Budidaya ikan nila di danau dapat mencemari lingkungan, kata menteri

Menteri Kelautan dan Perikanan Sakti Wahyu Trenggono mengatakan bahwa prevalensi tinggi budidaya ikan nila di danau atau waduk bisa merusak ekosistem dan mencemari air, yang dapat berdampak pada kualitas hasil panen ikan.

Ia mencatat bahwa budidaya ikan nila umum di danau atau waduk di Indonesia karena pangsa pasar yang tinggi mencapai 1,3 ton per tahun dengan tingkat serapan domestik 90 persen.

“Jika kita menghentikan budidaya ikan di danau atau waduk, itu akan memicu reaksi. Bahkan, jika terus berlanjut, itu bisa mencemari lingkungan, yang juga akan berdampak pada kualitas ikan yang dihasilkan,” katanya di sini pada hari Rabu.

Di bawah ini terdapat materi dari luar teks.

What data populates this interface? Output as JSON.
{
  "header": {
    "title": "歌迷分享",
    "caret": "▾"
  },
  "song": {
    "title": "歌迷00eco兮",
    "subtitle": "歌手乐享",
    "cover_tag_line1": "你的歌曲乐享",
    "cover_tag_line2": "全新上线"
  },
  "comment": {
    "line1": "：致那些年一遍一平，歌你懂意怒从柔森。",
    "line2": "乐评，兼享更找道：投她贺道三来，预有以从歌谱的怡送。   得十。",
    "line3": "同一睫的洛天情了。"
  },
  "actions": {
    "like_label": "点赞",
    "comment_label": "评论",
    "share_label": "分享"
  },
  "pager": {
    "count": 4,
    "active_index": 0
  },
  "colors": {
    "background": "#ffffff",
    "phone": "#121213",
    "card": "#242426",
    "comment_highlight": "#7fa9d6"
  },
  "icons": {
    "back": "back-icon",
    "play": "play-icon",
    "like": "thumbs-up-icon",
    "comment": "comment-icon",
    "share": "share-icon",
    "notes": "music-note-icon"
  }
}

Ia mencatat bahwa nila juga memiliki pangsa pasar tinggi di luar negeri. Berdasarkan data Future Market Insight, nilai pasar dunia nila pada 2024 diproyeksikan mencapai US$14,46 miliar dan meningkat menjadi US$23,02 miliar pada 2034.

Trenggono mencatat bahwa untuk meminimalkan kegiatan budidaya di danau, kementeriannya telah merancang strategi yang melibatkan pembangunan proyek model, salah satunya adalah model budidaya ikan nila tahan salinitas di Karawang, Jawa Barat, di atas lahan seluas 80 hektar.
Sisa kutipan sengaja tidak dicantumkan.